2. The processes employed in determining what the law is and applying its rules to new situations.
3. The organizing of the legal profession and the machinery of justice.
4. The general principles of the more basic legal subjects.
5. The relationship of law to the other social sciences and to the general framework of society.
Consequently, a graduate of this Faculty should be in the position to fit conveniently into all spheres of life where knowledge is a requisite.
The curriculum of the Faculty is designed both for those who after obtaining the LL.B degree may wish to proceed to the Nigerian Law School and qualify as legal practitioners in Nigeria, and for those who may wish to obtain the degree as a qualification for employment in international and national agencies, federal, state and local governments, public and other statutory corporations, industrial, commercial and other enterprises. At the undergraduate level, the majority of students are admitted into the standard five-year programme through the J.A.M.B. Entrance Examinations. There is also a four-year programme, which is open to a limited number of candidates who already possess University degrees, diplomas and GCE A/Level. At the postgraduate level, the Faculty is endowed with sufficient research facilities to enable it offer courses leading to the award of LL.M, M.Phil. and Ph.D. degrees.

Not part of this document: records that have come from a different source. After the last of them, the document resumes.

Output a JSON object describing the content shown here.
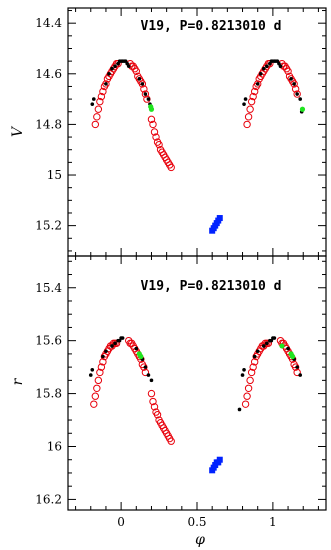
{
  "chart_data": [
    {
      "type": "scatter",
      "title": "V19, P=0.8213010 d",
      "xlabel": "",
      "ylabel": "V",
      "xlim": [
        -0.35,
        1.35
      ],
      "ylim": [
        15.32,
        14.34
      ],
      "y_inverted": true,
      "yticks": [
        {
          "value": 14.4,
          "label": "14.4"
        },
        {
          "value": 14.6,
          "label": "14.6"
        },
        {
          "value": 14.8,
          "label": "14.8"
        },
        {
          "value": 15.0,
          "label": "15"
        },
        {
          "value": 15.2,
          "label": "15.2"
        }
      ],
      "series": [
        {
          "marker": "open-circle",
          "color": "#e8000b",
          "x": [
            -0.17,
            -0.16,
            -0.15,
            -0.14,
            -0.13,
            -0.12,
            -0.11,
            -0.1,
            -0.09,
            -0.08,
            -0.07,
            -0.06,
            -0.05,
            -0.04,
            -0.03,
            -0.02,
            0.06,
            0.07,
            0.08,
            0.09,
            0.1,
            0.11,
            0.12,
            0.13,
            0.14,
            0.15,
            0.16,
            0.17,
            0.2,
            0.21,
            0.22,
            0.23,
            0.24,
            0.25,
            0.26,
            0.27,
            0.28,
            0.29,
            0.3,
            0.31,
            0.32,
            0.33,
            0.83,
            0.84,
            0.85,
            0.86,
            0.87,
            0.88,
            0.89,
            0.9,
            0.91,
            0.92,
            0.93,
            0.94,
            0.95,
            0.96,
            0.97,
            0.98,
            1.06,
            1.07,
            1.08,
            1.09,
            1.1,
            1.11,
            1.12,
            1.13,
            1.14,
            1.15,
            1.16
          ],
          "y": [
            14.8,
            14.77,
            14.74,
            14.71,
            14.69,
            14.67,
            14.65,
            14.64,
            14.62,
            14.61,
            14.6,
            14.59,
            14.58,
            14.57,
            14.56,
            14.56,
            14.56,
            14.57,
            14.57,
            14.58,
            14.59,
            14.61,
            14.62,
            14.63,
            14.64,
            14.66,
            14.68,
            14.7,
            14.78,
            14.8,
            14.83,
            14.85,
            14.87,
            14.88,
            14.9,
            14.91,
            14.92,
            14.93,
            14.94,
            14.95,
            14.96,
            14.97,
            14.8,
            14.77,
            14.74,
            14.71,
            14.69,
            14.67,
            14.65,
            14.64,
            14.62,
            14.61,
            14.6,
            14.59,
            14.58,
            14.57,
            14.56,
            14.56,
            14.56,
            14.57,
            14.57,
            14.58,
            14.59,
            14.61,
            14.62,
            14.63,
            14.64,
            14.66,
            14.68
          ]
        },
        {
          "marker": "dot",
          "color": "#000000",
          "x": [
            -0.19,
            -0.18,
            -0.1,
            -0.08,
            -0.06,
            -0.04,
            -0.02,
            -0.01,
            0,
            0.01,
            0.02,
            0.03,
            0.04,
            0.05,
            0.12,
            0.14,
            0.16,
            0.18,
            0.19,
            0.81,
            0.82,
            0.9,
            0.92,
            0.94,
            0.96,
            0.98,
            0.99,
            1,
            1.01,
            1.02,
            1.03,
            1.04,
            1.05,
            1.12,
            1.14,
            1.16,
            1.18,
            1.19
          ],
          "y": [
            14.72,
            14.7,
            14.64,
            14.6,
            14.58,
            14.57,
            14.56,
            14.55,
            14.55,
            14.55,
            14.55,
            14.55,
            14.56,
            14.57,
            14.62,
            14.64,
            14.68,
            14.7,
            14.72,
            14.72,
            14.7,
            14.64,
            14.6,
            14.58,
            14.57,
            14.56,
            14.55,
            14.55,
            14.55,
            14.55,
            14.55,
            14.56,
            14.57,
            14.62,
            14.64,
            14.68,
            14.7,
            14.75
          ]
        },
        {
          "marker": "dot-large",
          "color": "#1fe51f",
          "x": [
            0.195,
            0.2,
            1.195
          ],
          "y": [
            14.73,
            14.74,
            14.74
          ]
        },
        {
          "marker": "square",
          "color": "#0022ff",
          "x": [
            0.6,
            0.61,
            0.62,
            0.63,
            0.64,
            0.65
          ],
          "y": [
            15.22,
            15.21,
            15.2,
            15.19,
            15.18,
            15.17
          ]
        }
      ]
    },
    {
      "type": "scatter",
      "title": "V19, P=0.8213010 d",
      "xlabel": "φ",
      "ylabel": "r",
      "xlim": [
        -0.35,
        1.35
      ],
      "ylim": [
        16.24,
        15.28
      ],
      "y_inverted": true,
      "xticks": [
        {
          "value": 0,
          "label": "0"
        },
        {
          "value": 0.5,
          "label": "0.5"
        },
        {
          "value": 1,
          "label": "1"
        }
      ],
      "yticks": [
        {
          "value": 15.4,
          "label": "15.4"
        },
        {
          "value": 15.6,
          "label": "15.6"
        },
        {
          "value": 15.8,
          "label": "15.8"
        },
        {
          "value": 16.0,
          "label": "16"
        },
        {
          "value": 16.2,
          "label": "16.2"
        }
      ],
      "series": [
        {
          "marker": "open-circle",
          "color": "#e8000b",
          "x": [
            -0.18,
            -0.17,
            -0.16,
            -0.15,
            -0.14,
            -0.13,
            -0.12,
            -0.11,
            -0.1,
            -0.09,
            -0.08,
            -0.07,
            -0.06,
            -0.05,
            -0.04,
            -0.03,
            0.05,
            0.06,
            0.07,
            0.08,
            0.09,
            0.1,
            0.11,
            0.12,
            0.13,
            0.14,
            0.15,
            0.16,
            0.2,
            0.21,
            0.22,
            0.23,
            0.24,
            0.25,
            0.26,
            0.27,
            0.28,
            0.29,
            0.3,
            0.31,
            0.32,
            0.33,
            0.82,
            0.83,
            0.84,
            0.85,
            0.86,
            0.87,
            0.88,
            0.89,
            0.9,
            0.91,
            0.92,
            0.93,
            0.94,
            0.95,
            0.96,
            0.97,
            1.05,
            1.06,
            1.07,
            1.08,
            1.09,
            1.1,
            1.11,
            1.12,
            1.13,
            1.14,
            1.15,
            1.16
          ],
          "y": [
            15.84,
            15.81,
            15.78,
            15.75,
            15.72,
            15.7,
            15.68,
            15.66,
            15.65,
            15.64,
            15.63,
            15.62,
            15.62,
            15.61,
            15.61,
            15.61,
            15.6,
            15.61,
            15.61,
            15.62,
            15.63,
            15.64,
            15.65,
            15.66,
            15.67,
            15.69,
            15.7,
            15.72,
            15.8,
            15.83,
            15.85,
            15.87,
            15.88,
            15.9,
            15.91,
            15.92,
            15.93,
            15.94,
            15.95,
            15.96,
            15.97,
            15.98,
            15.84,
            15.81,
            15.78,
            15.75,
            15.72,
            15.7,
            15.68,
            15.66,
            15.65,
            15.64,
            15.63,
            15.62,
            15.62,
            15.61,
            15.61,
            15.61,
            15.6,
            15.61,
            15.61,
            15.62,
            15.63,
            15.64,
            15.65,
            15.66,
            15.67,
            15.69,
            15.7,
            15.72
          ]
        },
        {
          "marker": "dot",
          "color": "#000000",
          "x": [
            -0.2,
            -0.19,
            -0.12,
            -0.1,
            -0.06,
            -0.04,
            -0.02,
            -0.01,
            0,
            0.01,
            0.1,
            0.12,
            0.14,
            0.16,
            0.18,
            0.2,
            0.78,
            0.8,
            0.81,
            0.88,
            0.9,
            0.94,
            0.96,
            0.98,
            0.99,
            1,
            1.01,
            1.1,
            1.12,
            1.14,
            1.16,
            1.18
          ],
          "y": [
            15.73,
            15.71,
            15.66,
            15.64,
            15.62,
            15.61,
            15.6,
            15.6,
            15.59,
            15.59,
            15.63,
            15.65,
            15.67,
            15.7,
            15.73,
            15.75,
            15.86,
            15.73,
            15.71,
            15.66,
            15.64,
            15.62,
            15.61,
            15.6,
            15.6,
            15.59,
            15.59,
            15.63,
            15.65,
            15.67,
            15.7,
            15.73
          ]
        },
        {
          "marker": "dot-large",
          "color": "#1fe51f",
          "x": [
            0.12,
            0.13,
            1.06,
            1.12,
            1.13
          ],
          "y": [
            15.65,
            15.66,
            15.62,
            15.65,
            15.66
          ]
        },
        {
          "marker": "square",
          "color": "#0022ff",
          "x": [
            0.6,
            0.61,
            0.62,
            0.63,
            0.64,
            0.65
          ],
          "y": [
            16.09,
            16.08,
            16.07,
            16.06,
            16.06,
            16.05
          ]
        }
      ]
    }
  ]
}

The Faculty has three academic departments, namely:

  • The Department of commercial and Property Law;
  • The Department of International Law and Jurisprudence; and
  • The Department of Public and Private Law.

The Faculty is proposing some reforms which will lead to the creation of more departments in the Faculty and the introduction of new courses so as to position it to meet contemporary global demands. The proposal is before the University Senate for consideration and approval.